Breakthrough technology opens new opportunities for cancer patients
Scientists at the Korea Advanced Institute of Science and Technology (KAIST) have developed a groundbreaking new technology that can turn some cancer cells into normal cells without killing them.
This new approach provides a systematic way to return cancer cells to a normal state. This mechanism not only interferes with the biological markers that characterize cancer cells but also restores the inherent functions of healthy cells.
If successfully researched and applied, this method promises to create a breakthrough in medicine, opening up the potential to revolutionize cancer treatments in the future, helping to significantly improve treatment effectiveness and quality of life for patients.

This method not only opens up a breakthrough direction in cancer treatment but also brings outstanding advantages in helping to minimize side effects commonly found in traditional therapies such as chemotherapy or radiotherapy.

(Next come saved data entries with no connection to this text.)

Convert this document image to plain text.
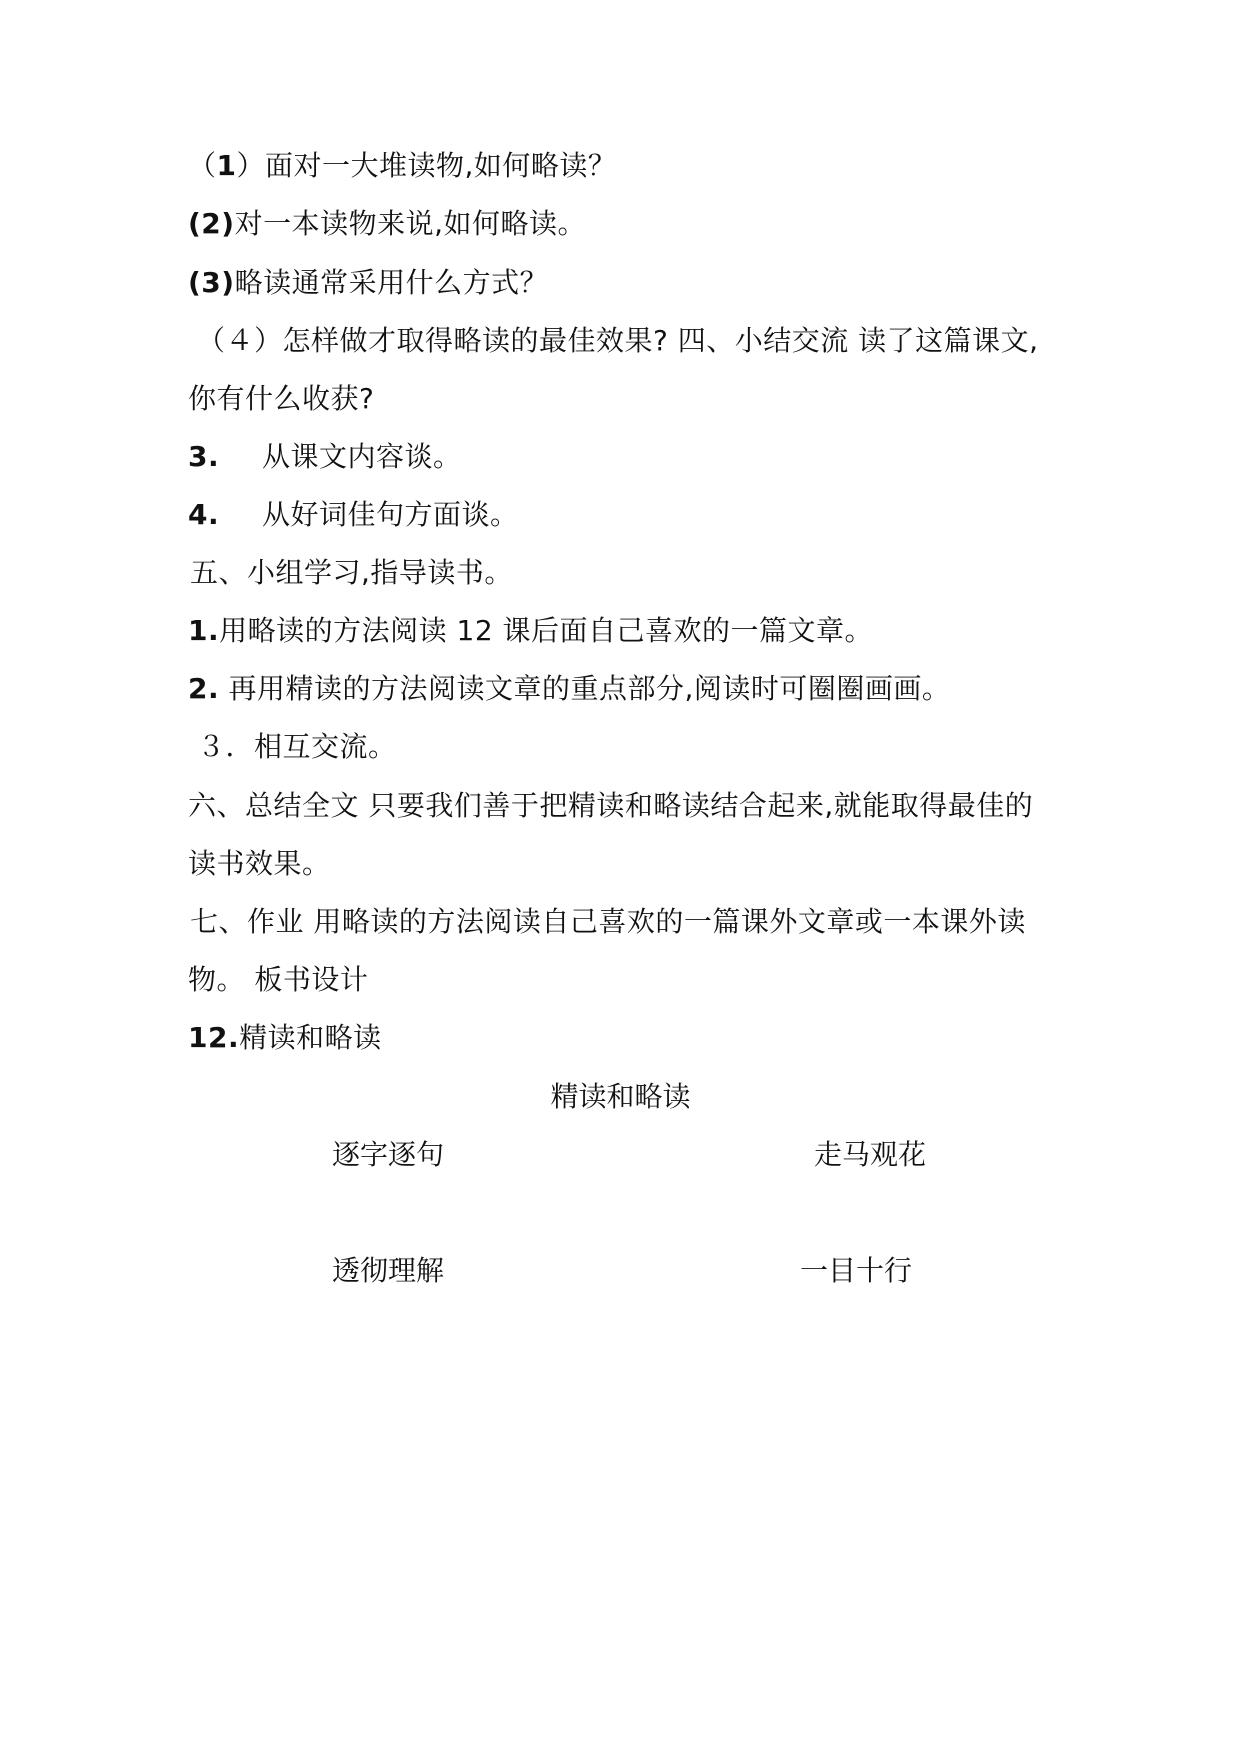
（1）面对一大堆读物,如何略读？
(2)对一本读物来说,如何略读。
(3)略读通常采用什么方式？
（４）怎样做才取得略读的最佳效果? 四、小结交流 读了这篇课文,
你有什么收获?
3. 从课文内容谈。
4. 从好词佳句方面谈。
五、小组学习,指导读书。
1.用略读的方法阅读 12 课后面自己喜欢的一篇文章。
2. 再用精读的方法阅读文章的重点部分,阅读时可圈圈画画。
３．相互交流。
六、总结全文 只要我们善于把精读和略读结合起来,就能取得最佳的
读书效果。
七、作业 用略读的方法阅读自己喜欢的一篇课外文章或一本课外读
物。 板书设计
12.精读和略读
精读和略读
逐字逐句	走马观花
透彻理解	一目十行
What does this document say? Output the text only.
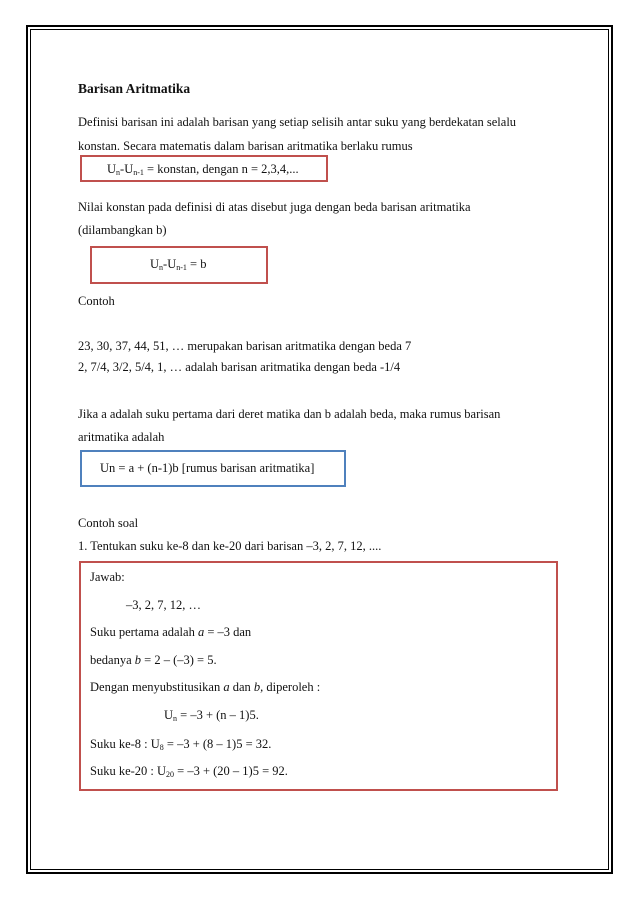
Barisan Aritmatika
Definisi barisan ini adalah barisan yang setiap selisih antar suku yang berdekatan selalu
konstan. Secara matematis dalam barisan aritmatika berlaku rumus
$U_n-U_{n-1}$ = konstan, dengan n = 2,3,4,...
Nilai konstan pada definisi di atas disebut juga dengan beda barisan aritmatika
(dilambangkan b)
$U_n-U_{n-1} = b$
Contoh
23, 30, 37, 44, 51, … merupakan barisan aritmatika dengan beda 7
2, 7/4, 3/2, 5/4, 1, … adalah barisan aritmatika dengan beda -1/4
Jika a adalah suku pertama dari deret matika dan b adalah beda, maka rumus barisan
aritmatika adalah
Un = a + (n-1)b [rumus barisan aritmatika]
Contoh soal
1. Tentukan suku ke-8 dan ke-20 dari barisan –3, 2, 7, 12, ....
Jawab:
–3, 2, 7, 12, …
Suku pertama adalah a = –3 dan
bedanya b = 2 – (–3) = 5.
Dengan menyubstitusikan a dan b, diperoleh :
$U_n = -3 + (n - 1)5$.
Suku ke-8 : $U_8 = -3 + (8 - 1)5 = 32$.
Suku ke-20 : $U_{20} = -3 + (20 - 1)5 = 92$.
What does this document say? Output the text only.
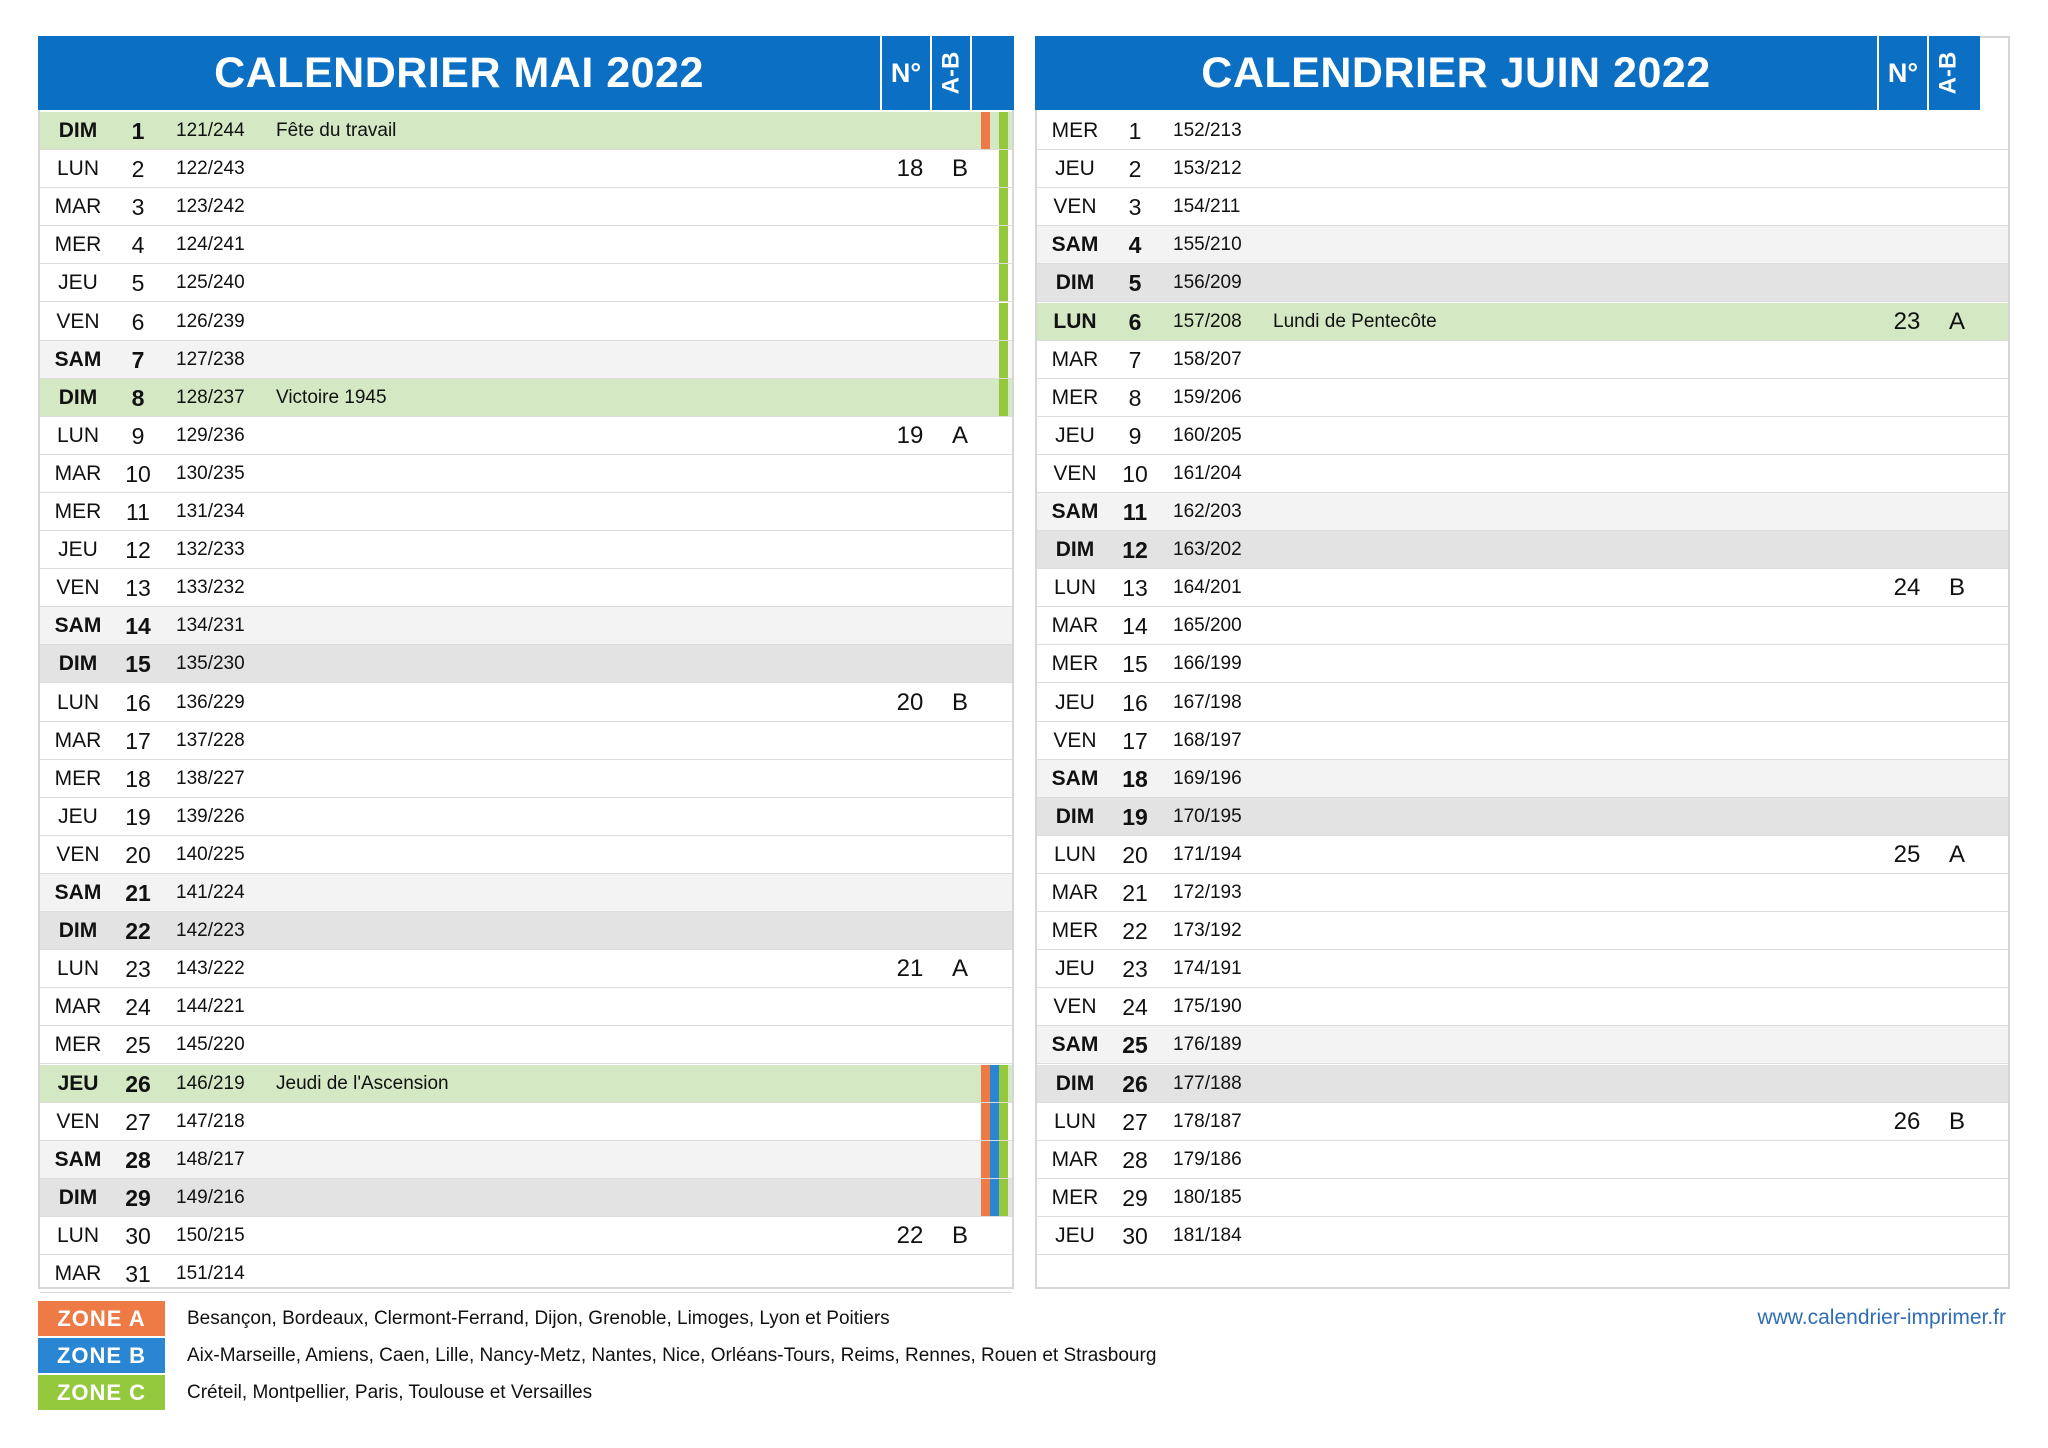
CALENDRIER MAI 2022	N° A-B
DIM	1	121/244 Fête du travail
LUN	2	122/243	18	B
MAR	3	123/242
MER	4	124/241
JEU	5	125/240
VEN	6	126/239
SAM	7	127/238
DIM	8	128/237 Victoire 1945
LUN	9	129/236	19	A
MAR	10	130/235
MER	11	131/234
JEU	12	132/233
VEN	13	133/232
SAM	14	134/231
DIM	15	135/230
LUN	16	136/229	20	B
MAR	17	137/228
MER	18	138/227
JEU	19	139/226
VEN	20	140/225
SAM	21	141/224
DIM	22	142/223
LUN	23	143/222	21	A
MAR	24	144/221
MER	25	145/220
JEU	26	146/219 Jeudi de l'Ascension
VEN	27	147/218
SAM	28	148/217
DIM	29	149/216
LUN	30	150/215	22	B
MAR	31	151/214
CALENDRIER JUIN 2022	N° A-B
MER	1	152/213
JEU	2	153/212
VEN	3	154/211
SAM	4	155/210
DIM	5	156/209
LUN	6	157/208 Lundi de Pentecôte	23	A
MAR	7	158/207
MER	8	159/206
JEU	9	160/205
VEN	10	161/204
SAM	11	162/203
DIM	12	163/202
LUN	13	164/201	24	B
MAR	14	165/200
MER	15	166/199
JEU	16	167/198
VEN	17	168/197
SAM	18	169/196
DIM	19	170/195
LUN	20	171/194	25	A
MAR	21	172/193
MER	22	173/192
JEU	23	174/191
VEN	24	175/190
SAM	25	176/189
DIM	26	177/188
LUN	27	178/187	26	B
MAR	28	179/186
MER	29	180/185
JEU	30	181/184
ZONE A	Besançon, Bordeaux, Clermont-Ferrand, Dijon, Grenoble, Limoges, Lyon et Poitiers
ZONE B	Aix-Marseille, Amiens, Caen, Lille, Nancy-Metz, Nantes, Nice, Orléans-Tours, Reims, Rennes, Rouen et Strasbourg
ZONE C	Créteil, Montpellier, Paris, Toulouse et Versailles
www.calendrier-imprimer.fr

At the same time, it also overcomes the risk of drug resistance, a major challenge in current cancer treatment. The combination of effectiveness and safety of this method promises to improve the quality of treatment and significantly improve the lives of patients.
The concept of “cancer reversal” – that is, returning cancer cells to a differentiated state and losing their malignant properties – has long been considered a promising approach in cancer treatment.
Instead of focusing solely on killing cancer cells, this approach aims to restore normal cell function, forcing them back into a differentiated state similar to healthy cells.
This is especially important because cancer cells often exhibit “undifferentiated” characteristics, meaning they lose the specialized functions inherent in normal cells, leading to uncontrolled growth and strong invasiveness.
By regenerating the expression of genes responsible for differentiation, which are often mutated in cancer cells, we can reactivate these genes, restoring normal cell function.
In some rare cases, this process can even lead to a phenomenon called “transdifferentiation,” where cancer cells not only revert to a differentiated state, but also transform into a completely different cell type.
For example, breast cancer cells can be rerouted to develop into liver cells with specialized functions, a promising advance that opens up the possibility of controlling and treating cancer at its root by interfering with the cell's genetic process.
Previous studies have shown the ability to reverse cancer cell death in diseases such as myeloid leukemia, breast cancer and hepatocellular carcinoma, a common form of liver cancer.
However, to date, there has been no clear and systematic identification of the “master regulators”—the genes or proteins that play a key role in controlling and directing this differentiation or transformation process.
Identifying the key regulators is a major breakthrough, as it opens up the possibility for scientists to intervene, manipulate and reprogram cancer cells, forcing them to return to a normal state or convert them into other cell types.

This not only offers alternative therapies but can also be effectively combined with conventional methods, creating more comprehensive and sustainable cancer treatment strategies.
In the latest study, a research team led by Professor Kwang-Hyun Cho, Department of Bioengineering and Brain Engineering at KAIST, introduced a groundbreaking technology that allows colon cancer cells to be reprogrammed and converted back to a normal cell state.
This discovery not only opens up hope for a completely new cancer treatment method but also lays the foundation for further advances in controlling and eliminating cancer cells from the root through regulating genetic and molecular mechanisms inside the cell.
The team focused on a key observation during carcinogenesis, the process by which normal cells gradually transform into cancer cells. Based on this, the team developed an innovative technology to digitally replicate the gene network that controls normal cell differentiation.
Through detailed and precise simulations, they were able to systematically identify key “molecular switches” that play a role in activating and maintaining the normal state of differentiation. This discovery opens up enormous potential for reprogramming cancer cells, returning them to their original, healthy state.
When these important “molecular switches” are activated in colon cancer cells, something magical happens. The cells begin to return to their normal state, regaining the characteristics of healthy cells.
The effectiveness of this process is not only limited to simulation but also convincingly demonstrated through molecular and cellular experiments on animal models. The obtained results have confirmed the great potential of this method in reprogramming cancer cells, opening up new prospects for breakthrough cancer therapies.
This study demonstrated that reversing cancer cells is possible through the construction and analysis of digital copies of gene networks in cancer cells.
Rather than relying on chance discoveries, this approach provides a systematic and precise scientific roadmap to intervene in disease mechanisms at the molecular level.
More importantly, this discovery opens up the prospect of developing completely new cancer therapies that not only target cancer cells but also have the ability to reprogram them to return to their original healthy state. If expanded, this method could be applied to many different types of cancer, marking a breakthrough in the fight against this disease.
"The fact that cancer cells can be converted back into normal cells is an amazing and promising phenomenon. Our study not only confirms this ability, but also demonstrates that such reversal can be done in a systematic and controlled manner," Professor Kwang-Hyun Cho said in a statement.